Well, if you do come out to the house they's a term that you want to lay off of when the Missus is in the room. Don't say: "San Susie!"
It sounds harmless enough, don't it? They ain't nothin' to it even when it's transferred over from the Latin, "Without no cares." But just leave her hear it mentioned and watch her grab the two deadliest weapons that's within reach, one to use on you or whoever said it, and the other on me, on general principles.
You think I'm stringin' you, and I admit you got cause--that is, till you've heard the details of our latest plunge in the cesspools o'
Society.
II
It was a Friday evenin' about three weeks ago when I come home and found the Wife quaverin' with excitement.
"Who do you think called up?" she ast me.
"I got no idear," I says.
"Guess!" says she.
So I had to guess.
"Josephus Daniels," I says. "Or Henry Ford. Or maybe it was that guy with the scar on his lip that you thought was smilin' at you the other day."
"You couldn't never guess," she says. "It was Mrs. Messenger."
"Which one?" I ast her. "You can't mean Mrs. A. D. T. Messenger."
"If you're so cute I won't tell you nothin' about it," says she.
"Don't make no rash threats," I says. "You're goin' to tell me some time and they's no use makin' yourself sick by tryin' to hold it in."
"You know very well what Mrs.

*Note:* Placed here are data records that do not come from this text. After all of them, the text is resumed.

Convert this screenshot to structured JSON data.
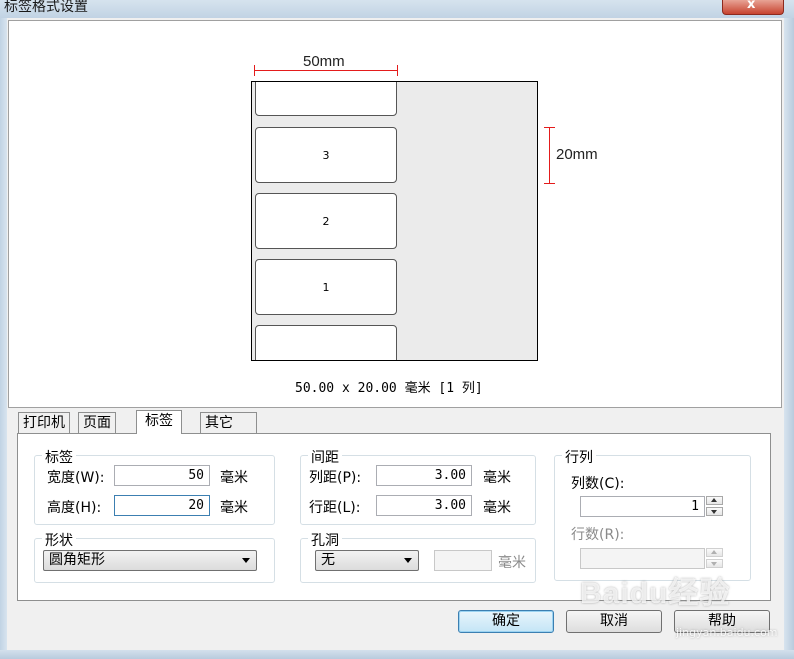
{
  "window": {
    "title": "标签格式设置",
    "close_label": "x"
  },
  "preview": {
    "width_dim": "50mm",
    "height_dim": "20mm",
    "labels": [
      "3",
      "2",
      "1"
    ],
    "size_text": "50.00 x 20.00 毫米 [1 列]"
  },
  "tabs": [
    "打印机",
    "页面",
    "标签",
    "其它"
  ],
  "label_group": {
    "title": "标签",
    "width_label": "宽度(W):",
    "width_value": "50",
    "height_label": "高度(H):",
    "height_value": "20",
    "unit": "毫米"
  },
  "spacing_group": {
    "title": "间距",
    "col_label": "列距(P):",
    "col_value": "3.00",
    "row_label": "行距(L):",
    "row_value": "3.00",
    "unit": "毫米"
  },
  "rowcol_group": {
    "title": "行列",
    "cols_label": "列数(C):",
    "cols_value": "1",
    "rows_label": "行数(R):",
    "rows_value": ""
  },
  "shape_group": {
    "title": "形状",
    "selected": "圆角矩形"
  },
  "hole_group": {
    "title": "孔洞",
    "selected": "无",
    "value": "",
    "unit": "毫米"
  },
  "buttons": {
    "ok": "确定",
    "cancel": "取消",
    "help": "帮助"
  },
  "watermark": {
    "text": "Baidu经验",
    "sub": "jingyan.baidu.com"
  }
}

Messenger I mean," she says. "It was Mrs.
Robert Messenger that's husband owns this buildin' and the one at the corner, where they live at."
"Haven't you paid the rent?" I says.
"Do you think a woman like Mrs. Messenger would be b.u.t.tin' into her husband's business?" says the Missus.
"I don't know what kind of a woman Mrs. Messenger is," I says. "But if I owned these here apartments and somebody fell behind in their rent, I wouldn't be surprised to see the owner's wife goin' right over to their flat and takin' it out o' their trousers pocket."
"Well," says the Wife, "we don't owe them no rent and that wasn't what she called up about. It wasn't no business call."
"Go ahead and spill it," I says. "My heart's weak."
"Well," she says, "I was just gettin' through with the lunch dishes and the phone rang."
"I bet you wondered who it was," says I.
"I thought it was Mrs. Hatch or somebody," says the Wife. "So I run to the phone and it was Mrs. Messenger. So the first thing she says was to explain who she was--just like I didn't know. And the next thing she ast was did I play bridge."
"And what did you tell her?" says I.
"What do you think I'd tell her?" says the Missus. "I told her yes."
"Wasn't you triflin' a little with the truth?" I ast her.
"Certainly not!" she says. "Haven't I played twice over to Hatches'? So then she ast me if my husband played bridge, too. And I told her yes, he did."
"What was the idear?" I says. "You know I didn't never play it in my life."
"I don't know no such a thing," she says. "For all as I know, you may play all day down to the office."